Służba, która przełamuje tabu

Na Tropie Środowisk / Katarzyna Lesiak / 24.01.2023

Walczą z tabu, a przy okazji poruszają ważny problem, z którego istnienia mogliście sobie nie zdawać sprawy. Przeczytajcie o tym, jak Konstelacja z Suchej Beskidzkiej wspiera Akcję Menstruacja.

Szukacie akcji, w którą możecie włączyć się drużyną, lub służby, w którą możecie się zaangażować? Drużyna wędrownicza spod Wadowic pokazuje, że pomysł na taką można znaleźć nawet scrollując Facebooka.

Może Wam się wydawać, że problem ubóstwa menstruacyjnego nie jest palący. Istniał on jednak od zawsze i dopiero współczesne przełamywanie tabu i mówienie otwarcie o sprawach higieny osobistej w przestrzeni publicznej, pozwoliło na inicjatywy takie, jak Akcja Menstruacja.

O tym, jak wędrownicy odpowiedzieli na to, opowiada pwd. Kamila Tracz, drużynowa Próbnej Drużyny Wędrowniczej Konstelacja z Suchej Beskidzkiej, działającej w Hufcu Ziemi Wadowickiej. Jak mówi, wędrownictwo jest jej stylem życia, uwielbia podejmować się nowych wyczynów i służby. Prywatnie miłośniczka bajek Disneya oraz wielka fanka Eda Sheerana.

Jesteście drużyną próbną, a więc musicie działać od niedawna. Jak p owstaliście i czym na co dzień zajmujecie się w drużynie?

Utworzenie drużyny wędrowniczej było dla nas superinicjatywą

Nasza jednostka w głównej mierze skupia osoby w wieku wędrowniczym, pełniące na co dzień funkcję przybocznych lub drużynowych w szczepie. Utworzenie drużyny wędrowniczej było dla nas superinicjatywą, aby zapewnić przestrzeń, w której będziemy się rozwijać i jednocześnie sami będziemy mogli w końcu poczuć się jak uczestnicy.

Jak się okazało, większość z nas interesuje się językami obcymi, więc podjęliśmy w drużynie inicjatywę wspólnej nauki języków, używając apki Duolingo (o czym codziennie sobie przypominamy). Uwielbiamy też wspólnie śpiewać i śpiewamy dosłownie wszystko: zaczynając od kościelnych piosenek, przechodząc przez bajkowe, kończąc na polskich klasykach. Naszym głównym planem na teraz jest uruchomienie zbiórek patroli, zaplanowanie wspólnego wypadu w utęsknione góry oraz skupienie się na przygotowaniu programu wędro na obóz.

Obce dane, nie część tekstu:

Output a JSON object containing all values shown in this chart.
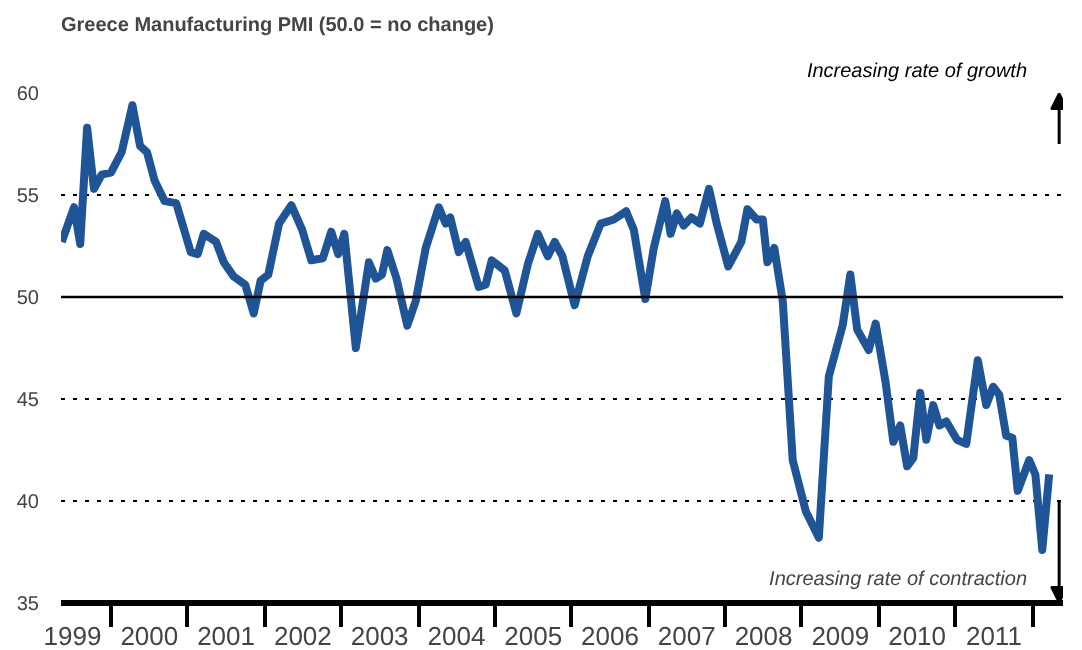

Jak wpadliście na pomysł zorganizowania zbiórki środków menstruacyjnych?

Pomysł na zorganizowanie akcji właściwie sam do nas przyszedł, podczas przeglądania Instagrama zauważyliśmy post Akcji Menstruacji o tym, że organizują oni listopadowe lokalne zbiórki środków menstruacyjnych. Tym sposobem zaczęliśmy rozmawiać o problemie ubóstwa menstruacyjnego oraz o tym, że jako świadomi wędrownicy realnie chcielibyśmy spróbować odpowiedzieć na ten problem.

Czym jest właściwie zjawisko ubóstwa menstruacyjnego?

Zjawisko ubóstwa menstruacyjnego to nic innego jak ograniczony dostęp do środków menstruacyjnych, najczęściej z powodów ekonomicznych, ale też brak odpowiednich warunków niezbędnych do dbania o higienę czy edukacji dotyczącej tematów okołookresowych. Według raportu Kulczyk Fundation z 2020 roku w Polsce problem ten dotyka około 500 tysięcy osób.

Czy nie mieliście wątpliwości związanych z kontrowersją wokół tej akcji?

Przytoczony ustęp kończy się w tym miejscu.